Il tema scelto da Napoli Città Libro è “Approdi: la cultura come porto sicuro”. In quest’epoca dove si rischia di farsi trascinare da opinioni contraffatte e verità sbiadite, la cultura è il faro verso cui dirigersi per non perdersi nella corrente. La mission del Salone è far approdare i partecipanti ad un momento di riflessione su stessi e sul mondo, toccando argomenti di attualità come migrazione, diritti civili, lavoro, scienza, ambiente e sviluppo sostenibile.

Saranno presenti case editrici piccole e grandi, locali e nazionali: 160 espositori da visitare e quattro giornate dense di incontri, laboratori, conferenze, workshop. Anche il Salone off è ricco di iniziative: dalle presentazioni di libri ai cicli di seminari.

Le sezioni in programma per Napoli Città Libro

Napoli Città Libro si arricchisce quest’anno anche di contenuti: a corredare il tema principale ci saranno svariate sezioni,che coinvolgeranno un pubblico sia adulto che giovane.
La prima sezione è Àncore, indispensabili per non andare alla deriva, qui si ragionerà sugli interrogativi che spingono l’uomo ad andare oltre il proprio orizzonte.
Il pubblico potrà dialogare con personaggi dello spettacolo, dell’arte ed assistere alle lectio magistralis di alcuni docenti universitari. Interessante lo spazio Sirene, che richiama alle famose divinità, ma rappresentano anche voci ingannatrici: in questa spazio si rifletterà sulle fake news, sugli immancabili concetti di populismo e demagogia anche con le testate giornalistiche del Mattino, Corriere della sera e Repubblica (quest’ultima davvero fabbricatrice di notizie false). Rotta su Napoli è la sezione in cui si potranno riscoprire tradizioni, storie e protagonisti della nostra città. Visite guidate è l’altra sezione del salone: qui i visitatori potranno riscoprire le storie e gli itinerari artistici del Castello Sant’Elmo e della Certosa di San Martino. Un sezione è dedicata e intitolata Ragazzi: i giovani sono il nostro futuro per questo è fondamentale infondergli l’importanza della cultura e della letteratura.

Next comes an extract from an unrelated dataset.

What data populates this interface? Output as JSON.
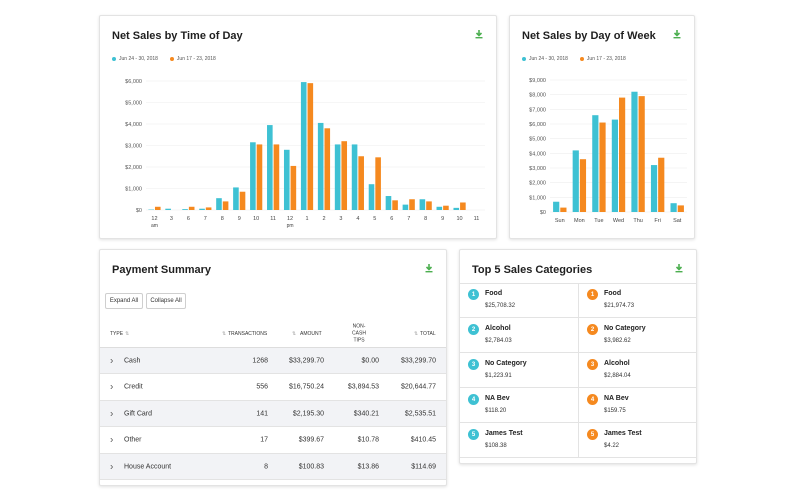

Gli ospiti di Napoli Città Libro

La Kermesse editoriale anche quest’anno sarà molto nutrita. Grande attesa per Raffaele La Capria una delle voci più significative della letteratura del 900 e per Jhumpa Lahiri,vincitrice del Premio Pulizer nel 2000.
Saranno presenti autorevoli scrittori: Giovanni De Luna, Elisabetta Moro, Marino Niola, Marco Buticchi, Ruggero Cappuccio, Gianrico Carofiglio, Maurizio Cucchi, Giancarlo De Cataldo,Cinzia Leone, Elio Pecora, Massimo Piccolo, Giancarlo Pontiggia, Stefano Mauri, Valentina D’Urbano, Lavinia Petti, Lello Marangio, Luca Maurelli,Davide Rondoni, Sandra Savaglio, Michele Serra, Andrea Tarabbia, Licia Troisi, Ilaria Tuti, Ester Viola, Gigi Di Fiore, Pino Imperatore, Lorenzo Marone .Carlo Greppi,Armando Torno e Alex Zanotelli, Licia Troisi, Roberto Quesada e Francesco Piccolo, Sabrynex,Chiara Nocchetti e Oreste Ciccariello. Anche il fumettista Paco Desiato e il musicista Antonio Onorato.

Parteciperanno personaggi noti del mondo dello spettaccolo: Renzo Arbore, Pippo Baudo, Rita Dalla Chiesa, Enrico Ianiello, Luisa Ranieri,Andrea Bosca, Marco Bonini, Vincenzo Salemme e il fenomeno web Casa Surace e Sonia Sodano, Gigi e Ross con Oreste Ciccariello.

Napoli Città Libro con queste premesse affronta questa nuova sfida cercando di attirare più lettori e appassionati con la speranza di trasformare Napoli nel centro della cultura e dell’editoria e candidandosi a diventare in futuro uno dei saloni internazionali di maggior rilievo, senza scadere nella retorica, cavalcare in maniera superficiale tematiche attuali e gridare come al solito al pericolo populismo.